ABSTRACT

Lehner et al. (2006) made an integrated European assessment of changes in flood risk due to climate change. They used climate data from the ECHAM4 and HadCM3 General Circulation Models (GCMs), based on a scenario that is largely consistent with the no-policy IPCC-IS92a scenario, in combination with the global integrated water model WaterGAP to define large critical regions of increases in flood and drought hazards. The monthly averaged GCM output was disaggregated in space and time to the temporal scale (daily) and (coarse) spatial scale (0.5 degrees) of WaterGAP. In the climate signal, only long-term trends and changes in seasonal climate were taken into account, while changes in short-range variability were neglected.
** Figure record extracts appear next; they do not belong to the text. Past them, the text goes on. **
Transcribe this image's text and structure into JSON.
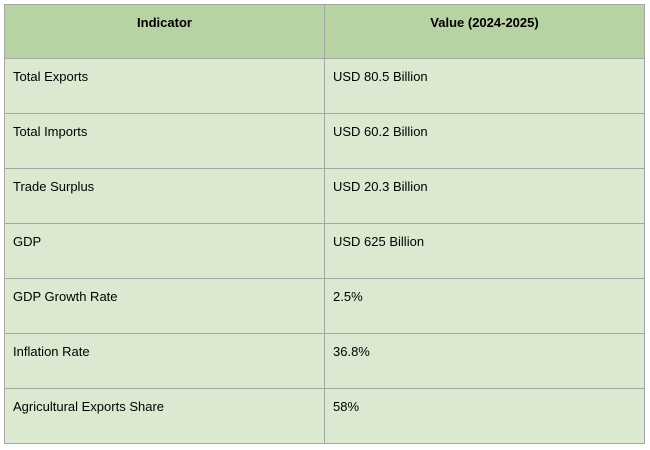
{
  "table": {
    "headers": {
      "indicator": "Indicator",
      "value": "Value (2024-2025)"
    },
    "rows": [
      {
        "indicator": "Total Exports",
        "value": "USD 80.5 Billion"
      },
      {
        "indicator": "Total Imports",
        "value": "USD 60.2 Billion"
      },
      {
        "indicator": "Trade Surplus",
        "value": "USD 20.3 Billion"
      },
      {
        "indicator": "GDP",
        "value": "USD 625 Billion"
      },
      {
        "indicator": "GDP Growth Rate",
        "value": "2.5%"
      },
      {
        "indicator": "Inflation Rate",
        "value": "36.8%"
      },
      {
        "indicator": "Agricultural Exports Share",
        "value": "58%"
      }
    ]
  },
  "colors": {
    "header_bg": "#b7d3a4",
    "row_bg": "#dbe9d1",
    "border": "#a6a6a6"
  }
}
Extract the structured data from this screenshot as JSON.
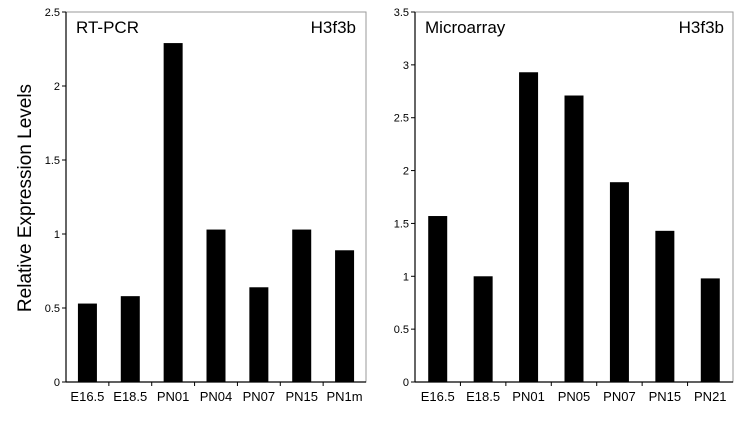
{
  "figure": {
    "ylabel": "Relative Expression Levels"
  },
  "chart_data": [
    {
      "type": "bar",
      "title": "RT-PCR",
      "subtitle": "H3f3b",
      "xlabel": "",
      "ylabel": "Relative Expression Levels",
      "categories": [
        "E16.5",
        "E18.5",
        "PN01",
        "PN04",
        "PN07",
        "PN15",
        "PN1m"
      ],
      "values": [
        0.53,
        0.58,
        2.29,
        1.03,
        0.64,
        1.03,
        0.89
      ],
      "ylim": [
        0,
        2.5
      ],
      "yticks": [
        0,
        0.5,
        1,
        1.5,
        2,
        2.5
      ],
      "ytick_labels": [
        "0",
        "0.5",
        "1",
        "1.5",
        "2",
        "2.5"
      ],
      "grid": false,
      "bar_color": "#000000"
    },
    {
      "type": "bar",
      "title": "Microarray",
      "subtitle": "H3f3b",
      "xlabel": "",
      "ylabel": "",
      "categories": [
        "E16.5",
        "E18.5",
        "PN01",
        "PN05",
        "PN07",
        "PN15",
        "PN21"
      ],
      "values": [
        1.57,
        1.0,
        2.93,
        2.71,
        1.89,
        1.43,
        0.98
      ],
      "ylim": [
        0,
        3.5
      ],
      "yticks": [
        0,
        0.5,
        1,
        1.5,
        2,
        2.5,
        3,
        3.5
      ],
      "ytick_labels": [
        "0",
        "0.5",
        "1",
        "1.5",
        "2",
        "2.5",
        "3",
        "3.5"
      ],
      "grid": false,
      "bar_color": "#000000"
    }
  ]
}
These assumptions do not allow a proper evaluation of changes in climatic extremes, which may show a very different pattern compared to the average changes in climate, and constrain the reliability of the results with respect to changes in flood hazard. More recently, Dankers and Feyen (2008) evaluated changes in flood hazard in Europe using very high resolution climate data from the HIRHAM regional climate model driven by the SRES A2 greenhouse gas emission scenario. Their results confirm an increase in flood hazard for many European rivers by the end of this century, but in certain regions, notably in the northeast and parts of central and southern Europe, a considerable decrease in flood hazard was found.